Same-sex relationships are not here to be fetishized or to be used as clickbait.
Have you all been enjoying the fun aboard the Cate Blanchett Sexuality roller coaster?
The ride began after Variety magazine quoted Blanchett saying she had been in relationships with women ‘many times’ during a recent interview about her upcoming movie Carol.
This had same-sex attracted women around the world celebrating as they desperately searched the deepest annals of the internet for proof that she had dated Gillian Anderson at some point in the past.
But ultimately, it came to a tragic end (like so many of the movies featuring women who love other women do) when Blanchett claimed that the quote had been heavily edited, and that she had never had a sexual relationship with a woman.
When Blanchett first revealed her ‘big secret’, a lot of the language used in articles lacked the sense of gravitas or considerate phrasing that might usually be applied when a celebrity comes out.

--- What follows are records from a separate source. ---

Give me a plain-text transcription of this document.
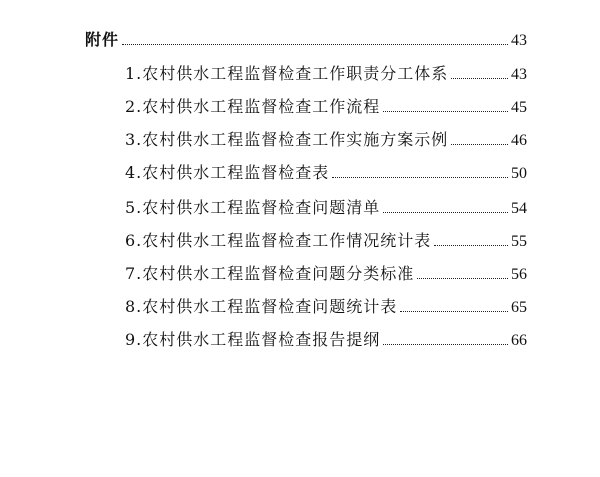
附件	43
1.农村供水工程监督检查工作职责分工体系	43
2.农村供水工程监督检查工作流程	45
3.农村供水工程监督检查工作实施方案示例	46
4.农村供水工程监督检查表	50
5.农村供水工程监督检查问题清单	54
6.农村供水工程监督检查工作情况统计表	55
7.农村供水工程监督检查问题分类标准	56
8.农村供水工程监督检查问题统计表	65
9.农村供水工程监督检查报告提纲	66
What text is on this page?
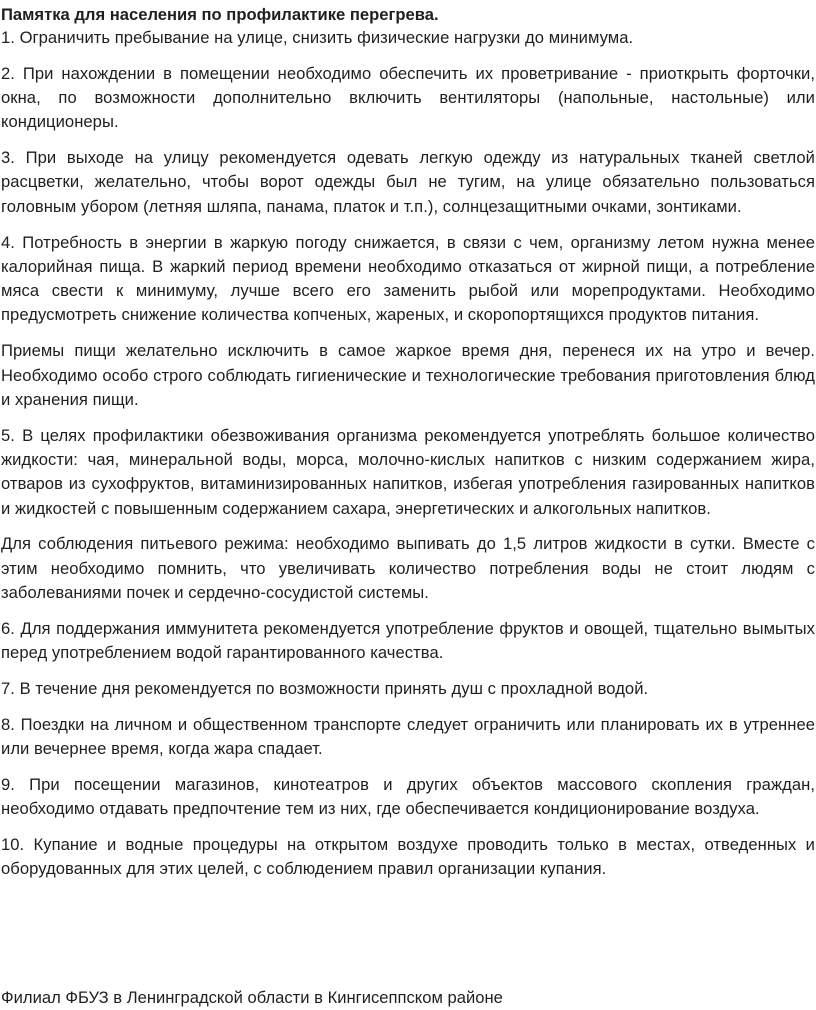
Памятка для населения по профилактике перегрева.

1. Ограничить пребывание на улице, снизить физические нагрузки до минимума.

2. При нахождении в помещении необходимо обеспечить их проветривание - приоткрыть форточки, окна, по возможности дополнительно включить вентиляторы (напольные, настольные) или кондиционеры.

3. При выходе на улицу рекомендуется одевать легкую одежду из натуральных тканей светлой расцветки, желательно, чтобы ворот одежды был не тугим, на улице обязательно пользоваться головным убором (летняя шляпа, панама, платок и т.п.), солнцезащитными очками, зонтиками.

4. Потребность в энергии в жаркую погоду снижается, в связи с чем, организму летом нужна менее калорийная пища. В жаркий период времени необходимо отказаться от жирной пищи, а потребление мяса свести к минимуму, лучше всего его заменить рыбой или морепродуктами. Необходимо предусмотреть снижение количества копченых, жареных, и скоропортящихся продуктов питания.

Приемы пищи желательно исключить в самое жаркое время дня, перенеся их на утро и вечер. Необходимо особо строго соблюдать гигиенические и технологические требования приготовления блюд и хранения пищи.

5. В целях профилактики обезвоживания организма рекомендуется употреблять большое количество жидкости: чая, минеральной воды, морса, молочно-кислых напитков с низким содержанием жира, отваров из сухофруктов, витаминизированных напитков, избегая употребления газированных напитков и жидкостей с повышенным содержанием сахара, энергетических и алкогольных напитков.

Для соблюдения питьевого режима: необходимо выпивать до 1,5 литров жидкости в сутки. Вместе с этим необходимо помнить, что увеличивать количество потребления воды не стоит людям с заболеваниями почек и сердечно-сосудистой системы.

6. Для поддержания иммунитета рекомендуется употребление фруктов и овощей, тщательно вымытых перед употреблением водой гарантированного качества.

7. В течение дня рекомендуется по возможности принять душ с прохладной водой.

8. Поездки на личном и общественном транспорте следует ограничить или планировать их в утреннее или вечернее время, когда жара спадает.

9. При посещении магазинов, кинотеатров и других объектов массового скопления граждан, необходимо отдавать предпочтение тем из них, где обеспечивается кондиционирование воздуха.

10. Купание и водные процедуры на открытом воздухе проводить только в местах, отведенных и оборудованных для этих целей, с соблюдением правил организации купания.

Филиал ФБУЗ в Ленинградской области в Кингисеппском районе
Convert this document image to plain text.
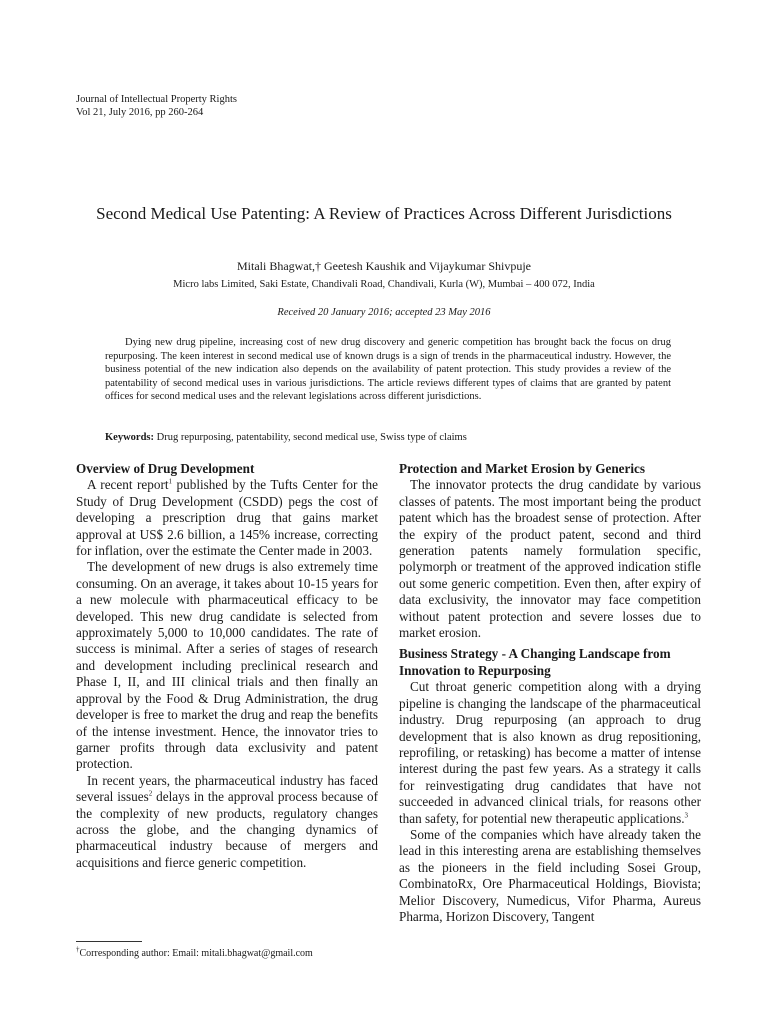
Journal of Intellectual Property Rights
Vol 21, July 2016, pp 260-264
Second Medical Use Patenting: A Review of Practices Across Different Jurisdictions
Mitali Bhagwat,† Geetesh Kaushik and Vijaykumar Shivpuje
Micro labs Limited, Saki Estate, Chandivali Road, Chandivali, Kurla (W), Mumbai – 400 072, India
Received 20 January 2016; accepted 23 May 2016

Dying new drug pipeline, increasing cost of new drug discovery and generic competition has brought back the focus on drug repurposing. The keen interest in second medical use of known drugs is a sign of trends in the pharmaceutical industry. However, the business potential of the new indication also depends on the availability of patent protection. This study provides a review of the patentability of second medical uses in various jurisdictions. The article reviews different types of claims that are granted by patent offices for second medical uses and the relevant legislations across different jurisdictions.

Keywords: Drug repurposing, patentability, second medical use, Swiss type of claims
Overview of Drug Development

A recent report$^1$ published by the Tufts Center for the Study of Drug Development (CSDD) pegs the cost of developing a prescription drug that gains market approval at US$ 2.6 billion, a 145% increase, correcting for inflation, over the estimate the Center made in 2003.

The development of new drugs is also extremely time consuming. On an average, it takes about 10-15 years for a new molecule with pharmaceutical efficacy to be developed. This new drug candidate is selected from approximately 5,000 to 10,000 candidates. The rate of success is minimal. After a series of stages of research and development including preclinical research and Phase I, II, and III clinical trials and then finally an approval by the Food & Drug Administration, the drug developer is free to market the drug and reap the benefits of the intense investment. Hence, the innovator tries to garner profits through data exclusivity and patent protection.

In recent years, the pharmaceutical industry has faced several issues$^2$ delays in the approval process because of the complexity of new products, regulatory changes across the globe, and the changing dynamics of pharmaceutical industry because of mergers and acquisitions and fierce generic competition.

Protection and Market Erosion by Generics

The innovator protects the drug candidate by various classes of patents. The most important being the product patent which has the broadest sense of protection. After the expiry of the product patent, second and third generation patents namely formulation specific, polymorph or treatment of the approved indication stifle out some generic competition. Even then, after expiry of data exclusivity, the innovator may face competition without patent protection and severe losses due to market erosion.

Business Strategy - A Changing Landscape from Innovation to Repurposing

Cut throat generic competition along with a drying pipeline is changing the landscape of the pharmaceutical industry. Drug repurposing (an approach to drug development that is also known as drug repositioning, reprofiling, or retasking) has become a matter of intense interest during the past few years. As a strategy it calls for reinvestigating drug candidates that have not succeeded in advanced clinical trials, for reasons other than safety, for potential new therapeutic applications.$^3$

Some of the companies which have already taken the lead in this interesting arena are establishing themselves as the pioneers in the field including Sosei Group, CombinatoRx, Ore Pharmaceutical Holdings, Biovista; Melior Discovery, Numedicus, Vifor Pharma, Aureus Pharma, Horizon Discovery, Tangent

†Corresponding author: Email: mitali.bhagwat@gmail.com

Expressions like ‘Blanchett admits lesbian affairs’ and ‘hints at flings with women’ were flung about. This is likely due to the fact that Blanchett is now married to a man, and the idea of a bisexual or woman with fluid sexuality is still thought of as something provocative instead of a legitimate identity that involves valid relationships.
But using sexuality as a story to invite clicks hasn’t just been restricted to Blanchett’s personal life. In almost every news headline about Carol being well-received at Cannes, the movie is referred to as ‘Cate Blanchett’s lesbian movie’, a ‘lesbian drama’, or ‘lesbian romance’.
As someone who identifies as a lesbian, I find this quite perplexing. I don’t see news headlines about the latest Hugh Grant movie describing it as ‘Hugh Grant’s heterosexual movie’ or ‘a bumbling Englishmen’s straighty drama’.
Carol is a movie based on a semi-autobiographical book about the lives of real, human women. Does it involve a story about two women having a relationship? Yes. Is it exciting and great to see movies where non-heterosexual stories are told? Of course. Will I see this movie the second it comes out? Definitely. Does it give me a weird feeling when headline after headline compartmentalises a movie down to the fact that two women have a relationship? Absolutely.
There seems to be no valid reason for headlines to describe this movie in this one particular way.
This isn’t criticising articles that detail the plot of the movie; of course the relationship between the women is integral to the film and should be discussed.
It is simply asking why and how a movie dealing with complex situations and identities has to be condensed to this one particular word for so many headlines. There are plenty of other words that can be created using the alphabet. Why not go with something akin to ‘Cate Blanchett’s 1950’s drama’ for example?
I think we all know why.
It’s because using the word lesbian in this way is titillating. And that is the cause of the discomfort. Stories about women who have relationships with other women should not be told in order to grab headlines, or to titillate. We are not here to be fetishized or to be used as clickbait.
This kind of language contributes to the idea that our relationships are not ordinary; that they aren’t as real or worth as much as everyone else’s. But when our hearts break, they break just like yours. And when the time comes, I will go to the cinema, I will buy popcorn, I will eat it, and I will watch the movie Carol.
I won’t lesbian-go-to-the-cinema, lesbian-buy-popcorn, lesbian-eat-it, and lesbian-watch the lesbian movie Carol.